Much of the first half of the program was music composed by unfamiliar Spanish composers. Two of these pieces, titled Xicochi conetzintle and Hanacpachap cussicuinin, were written in the indigenous languages of Mexico and Peru, products of the Spanish conquest of South America. Only one piece in the concert, titled Tomorrow Shall Be My Dancing Day with author unattributed, was sung in English. There were only two melodies familiar in the broader canon of today’s Christmas music: the early 14th century German piece titled In dulci jubilo and “covered” in English under titles such as Good Christian Men Rejoice, and the aforementioned Eis ist ein Ros’ entsprugen.

This also was the concert for those who have always wanted to share the stage with the performers, as for much of the concert, the church aisles were the stage. At junctures, the men of the chorus performed on one side of the church while the women performed on the other; at others, the brass players took to the aisles. It was a warm bath of beautiful antiquity, spiritually uplifting even for one who normally sees the inside of a church only for a concert.
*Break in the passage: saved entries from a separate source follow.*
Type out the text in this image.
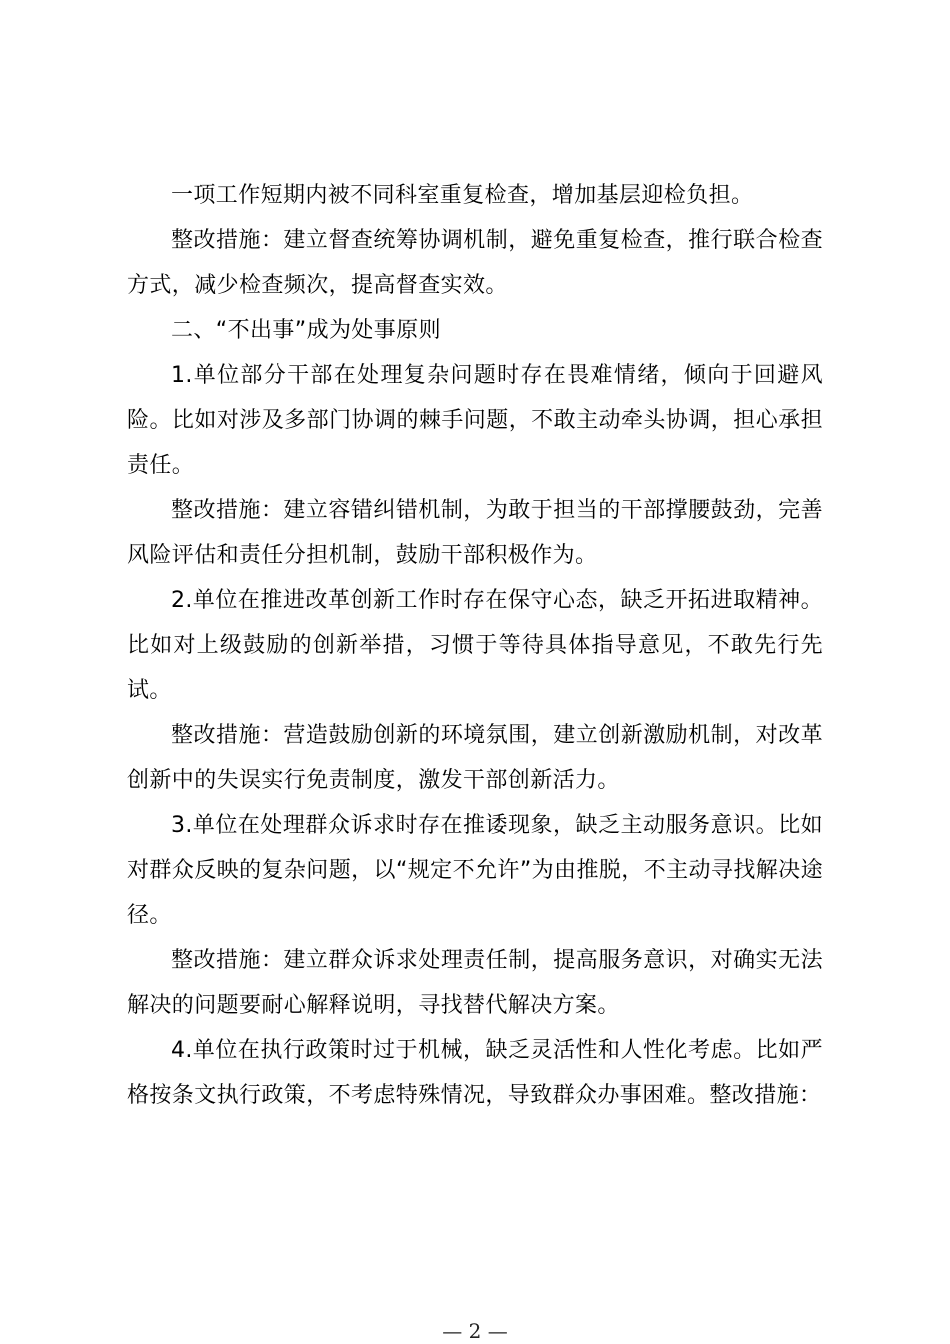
一项工作短期内被不同科室重复检查，增加基层迎检负担。

整改措施：建立督查统筹协调机制，避免重复检查，推行联合检查方式，减少检查频次，提高督查实效。

二、“不出事”成为处事原则

1.单位部分干部在处理复杂问题时存在畏难情绪，倾向于回避风险。比如对涉及多部门协调的棘手问题，不敢主动牵头协调，担心承担责任。

整改措施：建立容错纠错机制，为敢于担当的干部撑腰鼓劲，完善风险评估和责任分担机制，鼓励干部积极作为。

2.单位在推进改革创新工作时存在保守心态，缺乏开拓进取精神。比如对上级鼓励的创新举措，习惯于等待具体指导意见，不敢先行先试。

整改措施：营造鼓励创新的环境氛围，建立创新激励机制，对改革创新中的失误实行免责制度，激发干部创新活力。

3.单位在处理群众诉求时存在推诿现象，缺乏主动服务意识。比如对群众反映的复杂问题，以“规定不允许”为由推脱，不主动寻找解决途径。

整改措施：建立群众诉求处理责任制，提高服务意识，对确实无法解决的问题要耐心解释说明，寻找替代解决方案。

4.单位在执行政策时过于机械，缺乏灵活性和人性化考虑。比如严格按条文执行政策，不考虑特殊情况，导致群众办事困难。整改措施：

— 2 —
Christmas cheer, rather than solemnity, was the point of Chicago Philharmonic’s Sunday brunch concert at City Winery on Chicago’s Restaurant Row. The quintet — Matthew Lee and David Inmon on trumpet, Greg Flint on horn, Reed Capshaw on trombone and Charles Schuchat on tuba — played a set that covered more than a dozen traditional carols. Some of these, while not as old as antiquity, have been played for centuries: George Frederic Handel’s Joy to the World and Hallelujah Chorus, Germany’s O come, O come Emanuel, England’s Holly and the Ivy, Ireland’s Wexford Carol, and Carol of the Bells (who knew it was written in Ukraine?), no mean trick considering there were no bells.

The mid-section was a medley of songs that were not Jingle Bells, but nonetheless were about dashing through the snow on a sleigh. Sergei Prokofiev’s three-horse Troika from Russia was followed by the chuckles-inducing Schlittenfarht (literally “sleigh ride” in German), written by Leopold Mozart, which was paired with a dance by his more famous son Wolfgang Amadeus. Finally, Sleigh Ride by American composer Leroy Anderson, with a trumpet providing the familiar horse whinny at the end.

That blooming rose led to a mellow finale that included Angels We Have Heard on High, Silent Night, and Vincent Guaraldi’s Christmas Time is Here from the TV cartoon A Charlie Brown Christmas (one of the most seasonally resonant and musically significant Christmas tunes of the modern era). After the Hallelujah Chorus, the quintet played an appropriate encore of We Wish You a Merry Christmas. Only a Scrooge or a Grinch could have failed to have fun.

Music of the Baroque returns to more familiar environs — the Harris Theater on January 25, the North Shore Center in Skokie on January 26 — with a program that includes soloist Alison Balsom playing Joseph Haydn’s Trumpet Concerto in E Flat. (Tickets $10-85 at Harris, $25-85 in Skokie). Chicago Philharmonic’s next concert is March 1 at Skokie’s North Shore Center, featuring Mozart’s Divertimento in D Major and accompanied by Visceral Dance Chicago.